Removing rubidium using potassium cobalt hexacyanoferrate in the membrane adsorption hybrid system

Highly-priced rubidium (Rb) can be effectively extracted from seawater using potassium cobalt hexacyanoferrate (KCoFC) and ammonium molybdophosphate (AMP) adsorbents in the membrane adsorption hybrid system (MAHS). KCoFC (<0.075 mm), KCoFC (0.075–0.15 mm), and AMP (<0.075 mm) had Langmuir adsorption capacities of 145, 113, and 77 mg/g at pH 6.5–7.5, respectively. When KCoFC (<0.075 mm) at a dose of 0.2 g/L was initially added to 4 L of a solution containing 5 mg Rb/L in the MAHS and 25% of the initial dose was repeatedly added every hour, the amount of Rb removed remained steady at 90–96% for the experiment’s 26 h duration. The removal of Rb by AMP under similar conditions was 80–82%. The cumulative Rb removed by KCoFC (<0.075 mm) in MAHS was only 33% reduced in the presence of high concentrations of other cations in synthetic seawater compared to that in solution containing only Rb.
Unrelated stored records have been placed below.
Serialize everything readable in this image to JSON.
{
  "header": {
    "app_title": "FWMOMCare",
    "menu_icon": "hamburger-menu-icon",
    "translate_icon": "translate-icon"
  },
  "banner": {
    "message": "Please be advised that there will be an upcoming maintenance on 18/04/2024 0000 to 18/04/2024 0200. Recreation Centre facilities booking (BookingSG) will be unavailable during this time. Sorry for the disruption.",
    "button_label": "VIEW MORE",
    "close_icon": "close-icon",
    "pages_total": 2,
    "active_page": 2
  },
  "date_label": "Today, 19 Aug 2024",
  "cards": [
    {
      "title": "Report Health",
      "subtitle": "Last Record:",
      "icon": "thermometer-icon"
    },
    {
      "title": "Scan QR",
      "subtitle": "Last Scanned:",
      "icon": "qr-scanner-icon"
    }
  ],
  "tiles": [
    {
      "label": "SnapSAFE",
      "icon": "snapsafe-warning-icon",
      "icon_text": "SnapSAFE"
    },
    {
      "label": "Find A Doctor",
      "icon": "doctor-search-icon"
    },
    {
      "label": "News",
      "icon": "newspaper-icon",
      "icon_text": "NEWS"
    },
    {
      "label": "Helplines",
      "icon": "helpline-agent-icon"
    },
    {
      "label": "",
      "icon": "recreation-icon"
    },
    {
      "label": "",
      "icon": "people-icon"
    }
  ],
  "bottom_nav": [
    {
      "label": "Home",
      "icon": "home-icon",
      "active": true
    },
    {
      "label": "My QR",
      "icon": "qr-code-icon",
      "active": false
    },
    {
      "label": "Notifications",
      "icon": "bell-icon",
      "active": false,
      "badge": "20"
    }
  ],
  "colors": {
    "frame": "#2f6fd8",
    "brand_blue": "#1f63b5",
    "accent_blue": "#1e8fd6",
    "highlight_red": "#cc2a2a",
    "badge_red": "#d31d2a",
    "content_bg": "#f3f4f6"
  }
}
Approximately 30% of the adsorbed Rb was desorbed using 1 M KCl. When the desorbed solution was passed through a column containing resorcinol formaldehyde (RF), 35% of the Rb in the desorbed solution was adsorbed on RF. Furthermore 50% of the Rb adsorbed on RF was recovered by 1 M HCl leaching of the column. This sequence of concentration and separation of Rb in the presence of other cations in synthetic seawater is an efficient method for recovering pure Rb from real seawater and seawater reverse osmosis brine.